TRAiVEL – sentiment-based travel recommendations

Hackathon, group work

Project description

TRAiVEL delivers weekend destination flight prices based on Skyscanner API and visualizes sentiment-based happiness information for these destinations.

Overview

The project was built in around 24 hours in a team of 4 for a hackathon. Won a Skyscanner prize. The goal is to provide users with travel recommendations based on their current location and approximated happiness in the considered European countries.

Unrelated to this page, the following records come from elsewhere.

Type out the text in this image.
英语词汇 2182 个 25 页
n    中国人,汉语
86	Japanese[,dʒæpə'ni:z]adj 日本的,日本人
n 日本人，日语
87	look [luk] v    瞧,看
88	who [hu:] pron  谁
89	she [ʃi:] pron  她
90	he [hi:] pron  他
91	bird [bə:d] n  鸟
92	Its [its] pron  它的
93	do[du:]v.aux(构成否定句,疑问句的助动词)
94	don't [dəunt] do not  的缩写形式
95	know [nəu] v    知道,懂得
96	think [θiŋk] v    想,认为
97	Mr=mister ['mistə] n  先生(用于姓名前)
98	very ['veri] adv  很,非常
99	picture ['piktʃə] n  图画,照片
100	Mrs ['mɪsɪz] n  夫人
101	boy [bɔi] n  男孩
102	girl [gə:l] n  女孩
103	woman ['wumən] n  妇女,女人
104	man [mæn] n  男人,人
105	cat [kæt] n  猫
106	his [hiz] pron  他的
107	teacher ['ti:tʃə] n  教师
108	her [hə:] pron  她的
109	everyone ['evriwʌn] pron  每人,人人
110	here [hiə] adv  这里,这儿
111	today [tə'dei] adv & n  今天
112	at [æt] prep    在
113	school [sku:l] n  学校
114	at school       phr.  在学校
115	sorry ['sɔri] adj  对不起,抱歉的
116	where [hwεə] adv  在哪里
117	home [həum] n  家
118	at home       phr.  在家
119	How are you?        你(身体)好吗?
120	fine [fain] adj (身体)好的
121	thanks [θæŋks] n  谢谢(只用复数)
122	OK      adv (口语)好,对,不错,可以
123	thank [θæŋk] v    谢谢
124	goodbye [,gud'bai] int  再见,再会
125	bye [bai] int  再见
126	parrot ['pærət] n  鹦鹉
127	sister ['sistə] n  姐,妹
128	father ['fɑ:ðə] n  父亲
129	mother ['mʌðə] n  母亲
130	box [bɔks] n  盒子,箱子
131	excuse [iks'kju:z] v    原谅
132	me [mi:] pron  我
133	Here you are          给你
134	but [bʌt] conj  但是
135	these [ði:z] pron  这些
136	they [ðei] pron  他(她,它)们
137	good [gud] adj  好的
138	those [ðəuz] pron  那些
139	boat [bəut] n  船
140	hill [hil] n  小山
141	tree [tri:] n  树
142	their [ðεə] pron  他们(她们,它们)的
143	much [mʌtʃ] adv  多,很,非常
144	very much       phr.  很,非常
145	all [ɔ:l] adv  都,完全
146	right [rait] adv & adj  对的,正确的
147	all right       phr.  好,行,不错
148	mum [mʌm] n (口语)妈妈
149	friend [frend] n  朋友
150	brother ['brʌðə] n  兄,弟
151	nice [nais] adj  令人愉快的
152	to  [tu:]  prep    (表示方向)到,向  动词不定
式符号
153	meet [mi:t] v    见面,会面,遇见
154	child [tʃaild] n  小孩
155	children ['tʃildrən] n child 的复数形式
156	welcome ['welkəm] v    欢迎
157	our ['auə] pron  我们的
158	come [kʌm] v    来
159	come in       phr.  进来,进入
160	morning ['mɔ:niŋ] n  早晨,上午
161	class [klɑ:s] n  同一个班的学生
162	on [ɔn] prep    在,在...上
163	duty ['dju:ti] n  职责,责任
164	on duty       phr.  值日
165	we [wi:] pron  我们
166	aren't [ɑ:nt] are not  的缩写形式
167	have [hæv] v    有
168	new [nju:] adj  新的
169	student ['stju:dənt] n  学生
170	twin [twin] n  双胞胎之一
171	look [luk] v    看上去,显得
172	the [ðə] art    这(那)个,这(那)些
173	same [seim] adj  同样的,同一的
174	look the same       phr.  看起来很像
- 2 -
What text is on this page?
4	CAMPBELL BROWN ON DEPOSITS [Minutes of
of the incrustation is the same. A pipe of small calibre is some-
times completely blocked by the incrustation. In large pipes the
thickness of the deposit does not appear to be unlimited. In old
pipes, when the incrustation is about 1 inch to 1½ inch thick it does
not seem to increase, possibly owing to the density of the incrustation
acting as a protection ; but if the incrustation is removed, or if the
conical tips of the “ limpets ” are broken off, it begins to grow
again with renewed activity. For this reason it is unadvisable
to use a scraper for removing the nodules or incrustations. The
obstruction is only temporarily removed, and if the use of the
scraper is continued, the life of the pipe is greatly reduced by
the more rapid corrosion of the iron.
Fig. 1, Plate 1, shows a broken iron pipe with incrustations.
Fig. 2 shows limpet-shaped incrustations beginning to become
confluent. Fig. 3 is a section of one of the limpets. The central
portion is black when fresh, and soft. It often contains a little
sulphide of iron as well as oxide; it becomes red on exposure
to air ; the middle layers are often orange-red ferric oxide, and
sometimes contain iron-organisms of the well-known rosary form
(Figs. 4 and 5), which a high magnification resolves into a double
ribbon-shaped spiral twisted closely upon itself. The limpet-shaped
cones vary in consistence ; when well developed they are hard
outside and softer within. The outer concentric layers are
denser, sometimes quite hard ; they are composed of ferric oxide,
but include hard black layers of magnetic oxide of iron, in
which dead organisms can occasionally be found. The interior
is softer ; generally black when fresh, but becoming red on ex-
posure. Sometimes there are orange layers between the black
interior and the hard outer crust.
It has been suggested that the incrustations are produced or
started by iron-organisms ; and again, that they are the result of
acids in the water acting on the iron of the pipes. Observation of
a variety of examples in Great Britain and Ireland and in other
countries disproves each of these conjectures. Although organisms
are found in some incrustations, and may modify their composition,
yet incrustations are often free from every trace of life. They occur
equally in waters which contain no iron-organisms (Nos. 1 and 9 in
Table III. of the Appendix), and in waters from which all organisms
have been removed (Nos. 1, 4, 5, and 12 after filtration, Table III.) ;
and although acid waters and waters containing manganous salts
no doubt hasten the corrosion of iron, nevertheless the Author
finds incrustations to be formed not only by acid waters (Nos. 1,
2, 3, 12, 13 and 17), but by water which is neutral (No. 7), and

The happiness is based on Twitter data scrapped for these countries and filtered to only consider native speakers. That is being sent to Microsoft Cognitive Services that provide sentiment analysis in many European languages (thus the choice of countries). In parallel, we request Skyscanner to provide actionable recommendation that can take he user directly to Skyscanner, where the tickets can be bought. Everything is visualized in a form of interactive map that could be adapted to many other data sources than just sentiment information.

Technologies

Python, JavaScript, Flask, Skyscanner API, Twitter API, Microsoft Cognitive Services

Technical Details

The project was divided into 4 areas and developed in parallel by 4 people to later be integrated into one application: A) Twitter API integration, B) Microsoft Cognitive Services integration, C) Skyscanner API integration D) Main backend and frontend of the app.

For the backend we’ve used Flask to provide us with as much flexibility in that short time frame as possible and for the frontend we’ve used a library providing the map functionality.

The separate services have not been integrated together during the hackathon – the app operated on real data but it was statically saved for the purpose of the demo.

My contribution

I was the author of the idea, designed data flow, guided team’s efforts, so that our separate paths meet, and built the main backend and frontend that integrated all the information.